Em 1991, o maior expoente da luta contra o racismo em África, Nelson Mandela, rendeu um tributo a Fidel Castro:
“Desde os seus dias iniciais, a Revolução Cubana tem sido uma fonte de inspiração para todos os povos amantes da liberdade. O povo cubano ocupa um lugar especial no coração dos povos da África.”
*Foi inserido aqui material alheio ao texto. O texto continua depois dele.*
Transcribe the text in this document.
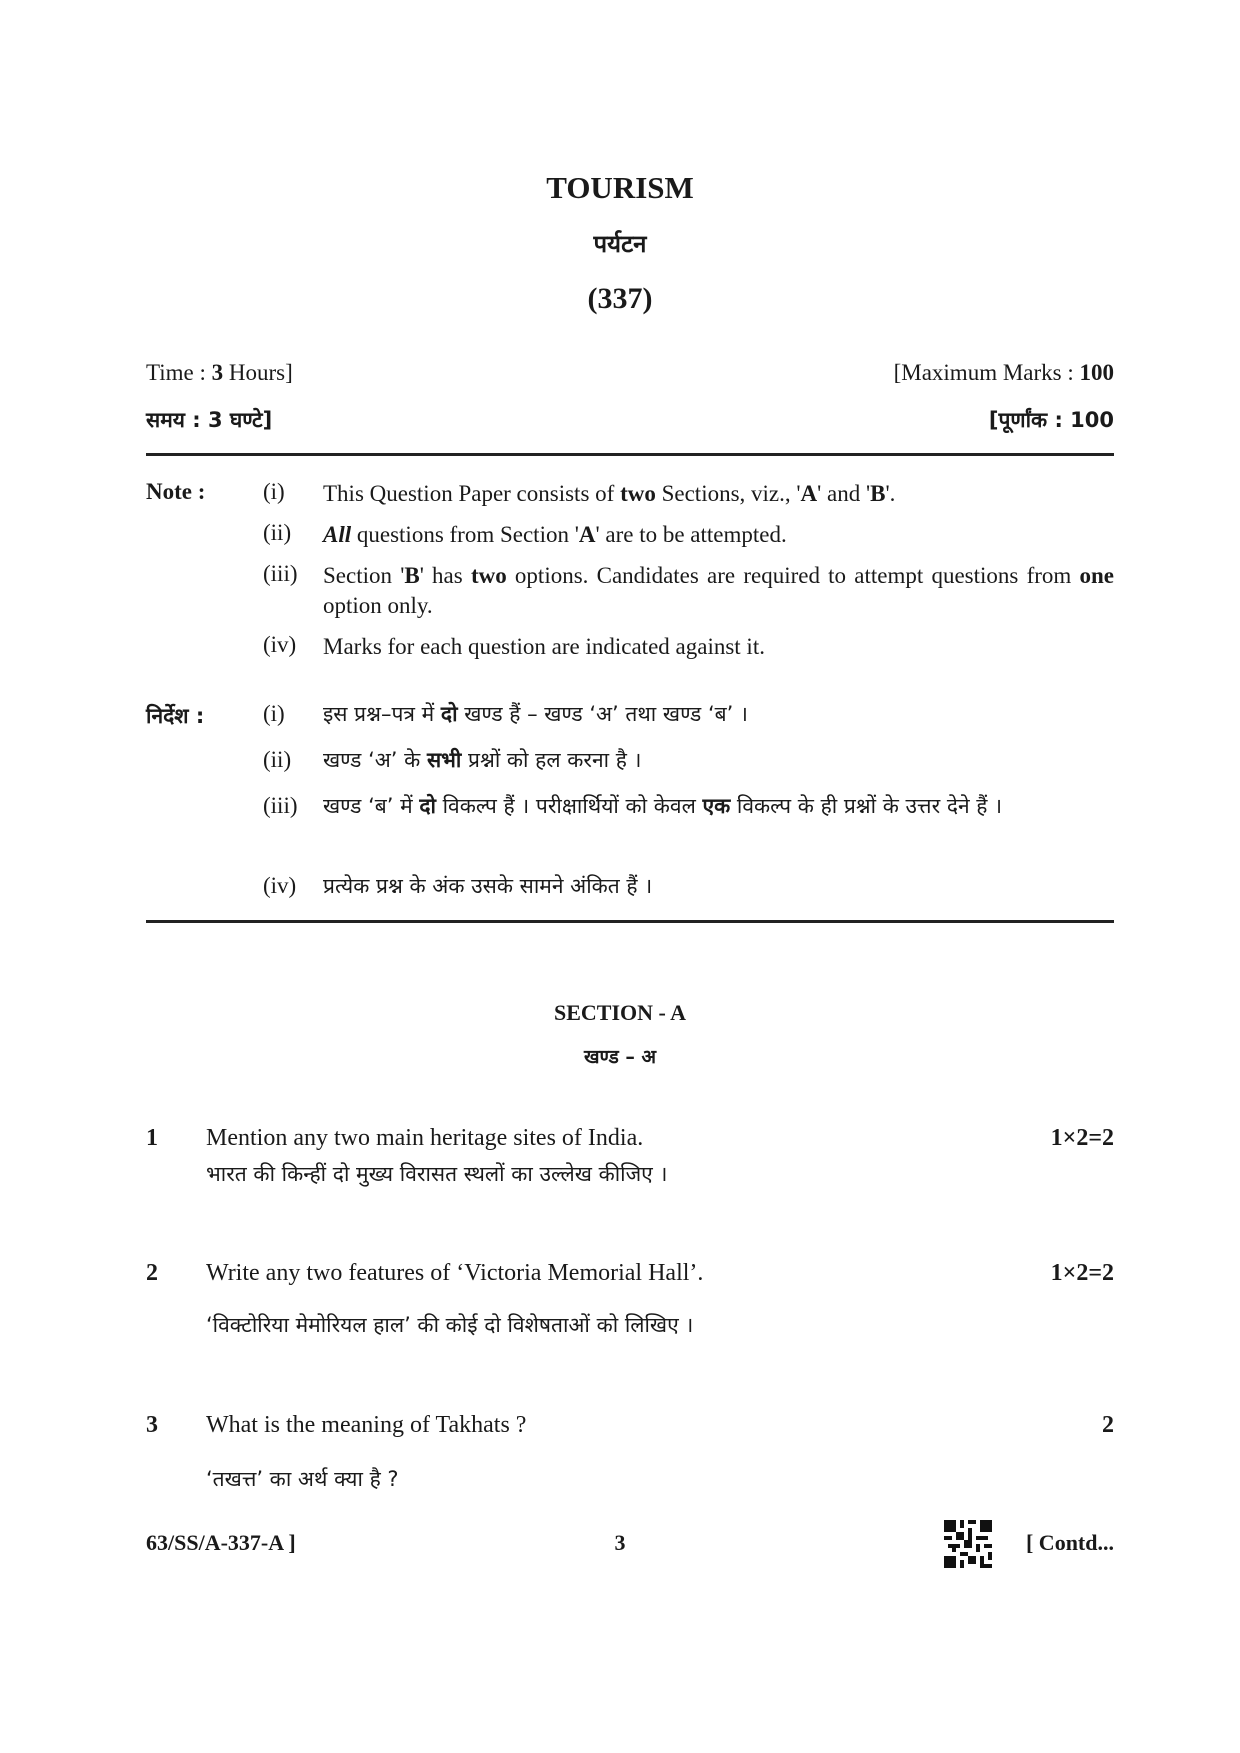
TOURISM
पर्यटन
(337)
Time : 3 Hours]	[Maximum Marks : 100
समय : 3 घण्टे]	[पूर्णांक : 100
Note :	(i) This Question Paper consists of two Sections, viz., 'A' and 'B'.
(ii) All questions from Section 'A' are to be attempted.
(iii) Section 'B' has two options. Candidates are required to attempt questions from one option only.
(iv) Marks for each question are indicated against it.
निर्देश :	(i) इस प्रश्न–पत्र में दो खण्ड हैं – खण्ड ‘अ’ तथा खण्ड ‘ब’ ।
(ii) खण्ड ‘अ’ के सभी प्रश्नों को हल करना है ।
(iii) खण्ड ‘ब’ में दो विकल्प हैं । परीक्षार्थियों को केवल एक विकल्प के ही प्रश्नों के उत्तर देने हैं ।
(iv) प्रत्येक प्रश्न के अंक उसके सामने अंकित हैं ।
SECTION - A
खण्ड – अ
1 Mention any two main heritage sites of India.	1×2=2
भारत की किन्हीं दो मुख्य विरासत स्थलों का उल्लेख कीजिए ।
2 Write any two features of ‘Victoria Memorial Hall’.	1×2=2
‘विक्टोरिया मेमोरियल हाल’ की कोई दो विशेषताओं को लिखिए ।
3 What is the meaning of Takhats ?	2
‘तखत्त’ का अर्थ क्या है ?
63/SS/A-337-A ]	3	[ Contd...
Cuba foi, por décadas, refúgio de revolucionários de todo o mundo. Muitos aproveitaram sua estada para estudar e aprimorar suas capacidades de enfrentamento às ditaduras e ao colonialismo. Outros beberam da fonte da experiência prática cubana ante o desafio de enfrentar a maior potência bélica do planeta. Entre estes, podemos lembrar Malcon X, Angela Davis e Assata Shakur, esta última procurada pela CIA e FBI, exilada política recebida pelo regime de Fidel em 1984 e lá mantida, apesar das diversas tentativas de repatriamento tentada pelos EUA. Estes e outros acolhidos pelo Comandante em sua luta contra o racismo ianque.
Sempre que provocado a falar de Cuba e de Fidel, deixo a seguinte pergunta, já respondida acima, por Trindade: Seria exagero dizer que Cuba é o país em que os negros da diáspora vivem melhor, em todo o mundo? Depois de uma rápida pesquisa nos índices de Desenvolvimento Humano e Desigualdades Sociais na Ilha, desde a revolução, eu arriscaria dizer não seria exagero dizer que sim.
Há teóricos que condenam a experiência Cubana? Sim. Mas eu prefiro ficar com a posição de Malcon, Mandela, Angela, Machel, Shakur, Panteras Negras e tantas outras que sempre se identificaram com Fidel e que sempre puderam contar com El Comandante em suas lutas.
Fidel viverá para sempre!
Douglas Belchior é Formado em História pela PUC/SP, professor Rede Pública Estadual; Fundador e professor no Movimento Uneafro-Brasil.